Common mistakes in NHS tenders

Here’s a simple thing to improve the quality of your NHS tenders. A pre-submission tender review. And ideally, by someone from outside the bid team.

Writing NHS tenders is an intense activity, especially given the time constraints which apply to most NHS procurements. The pressure to draft responses can lead to confused narrative and what are – with the benefit of hindsight – quite glaring omissions. No-one is immune.

An objective reviewer will identify issues in time for them to be addressed before submission of NHS tenders. It’s a role we fulfil quite often for clients. Interestingly, across many different organisations, the same issues surface time and again. We’ve listed these frequent mistakes in NHS tenders below. If you’re not in the habit of conducting reviews perhaps revisit some unsuccessful tenders and see how many of the following apply:

Top 8 mistakes in NHS tenders

1. The response doesn’t answer the question. Obvious perhaps, but this is the stand out, single biggest issue we see in NHS tenders. It is probably also the most damaging in terms of reducing scores. The use of “boilerplate” text is sometimes partly to blame. Existing content is a useful starting point. However, it does need to be adapted and reshaped for each specific question. Politicians may get away with answering their own questions, but unfortunately bid writers cannot.

2. Poor response structure. Tender responses should always reflect the structure of the question. This helps to ensure you address each point and makes your response easy to read. It also allows the evaluator to tick off each sub-section against the question as they go. Responses which don’t mirror the question structure or worse, lack any logical thread whatsoever, are both difficult to follow and hard work for evaluators.

3. Lack of key theme(s) or central message. A strong tender or bid will stress your unique strengths throughout the narrative. To do this well, you need to identify win themes or USPs before bid writing starts. It is much more difficult to retrofit these messages once the entire response has been drafted.

4. Poor English. Cumbersome sentence structures, bad grammar, overuse of the same word in a single sentence, poor spelling – all these can detract from a response. At the very least it suggests a lack of care and looks unprofessional. At worst, confused sentence structures may convey the wrong messages.

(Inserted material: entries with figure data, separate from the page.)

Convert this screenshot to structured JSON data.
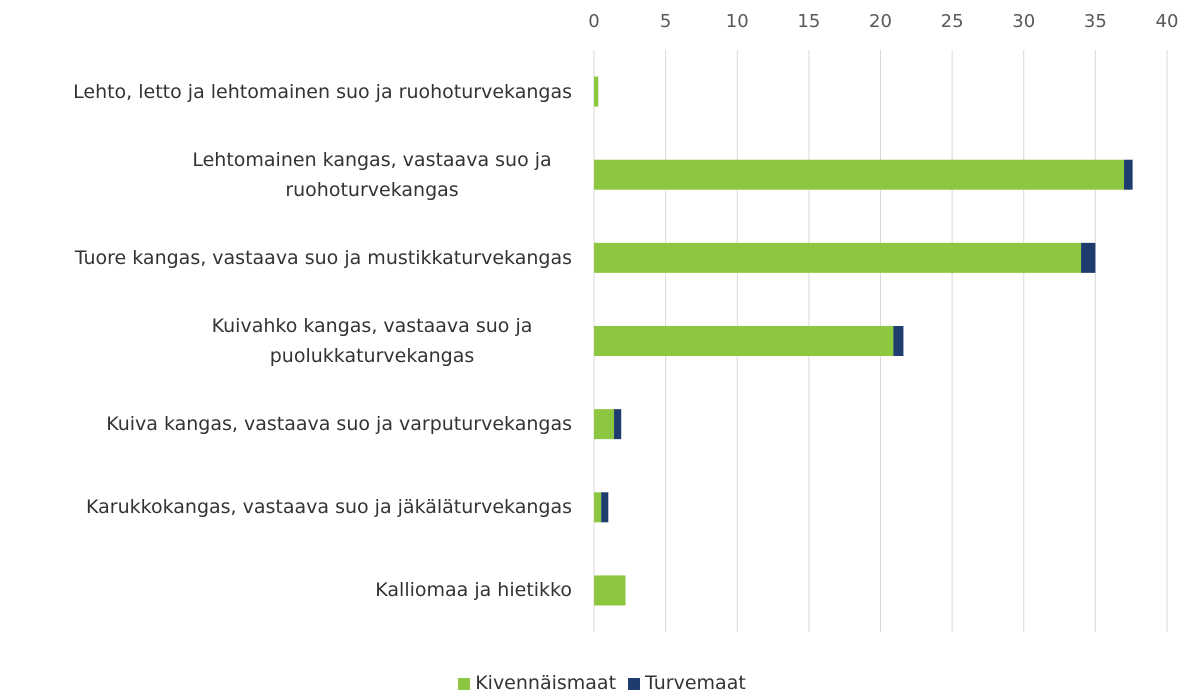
{
  "chart_data": {
    "type": "stacked-barh",
    "categories": [
      "Lehto, letto ja lehtomainen suo ja ruohoturvekangas",
      "Lehtomainen kangas, vastaava suo ja ruohoturvekangas",
      "Tuore kangas, vastaava suo ja mustikkaturvekangas",
      "Kuivahko kangas, vastaava suo ja puolukkaturvekangas",
      "Kuiva kangas, vastaava suo ja varputurvekangas",
      "Karukkokangas, vastaava suo ja jäkäläturvekangas",
      "Kalliomaa ja hietikko"
    ],
    "series": [
      {
        "name": "Kivennäismaat",
        "color": "#8dc63f",
        "values": [
          0.3,
          37.0,
          34.0,
          20.9,
          1.4,
          0.5,
          2.2
        ]
      },
      {
        "name": "Turvemaat",
        "color": "#1f3c6e",
        "values": [
          0,
          0.6,
          1.0,
          0.7,
          0.5,
          0.5,
          0
        ]
      }
    ],
    "xlim": [
      0,
      40
    ],
    "xticks": [
      0,
      5,
      10,
      15,
      20,
      25,
      30,
      35,
      40
    ],
    "grid": true,
    "legend": "bottom"
  }
}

5. Inconsistent terminology. This is particularly unhelpful when it relates to the bidder’s own organisation. If you have a Clinical Governance Committee but sometimes call this the Quality Assurance Committee, stick to one or other in a tender. The same applies to job titles, project names, project phases and so forth.

6. Assuming reader knowledge. Unless you know exactly who is going to be evaluating your response and are entirely confident that they are 100% familiar with your service, explain everything. Some commissioners have a policy of using non-experts to evaluate tender responses on the basis that every response should be easily understood by a lay person.

7. Inscrutable acronyms. Apart from the very obvious acronyms e.g. NHS, GP, CCG, the first time an acronym is used in each individual response, it should be alongside its expanded form e.g. “…these healthcare professionals will work together in an Integrated Care Team (ICT).”

8. Multiple styles. A common consequence of having multiple contributors to a single tender is a patchwork of writing styles. Style may even vary within a response (a common sign of cut and paste). This makes for a jarring read. Almost every tender has multiple contributors, but whoever is responsible for pulling the whole thing together really does need to pay attention to style.

One last thought. Make sure you plan adequate time for review and edit so that your tender (and the evaluators!) can enjoy maximum benefit.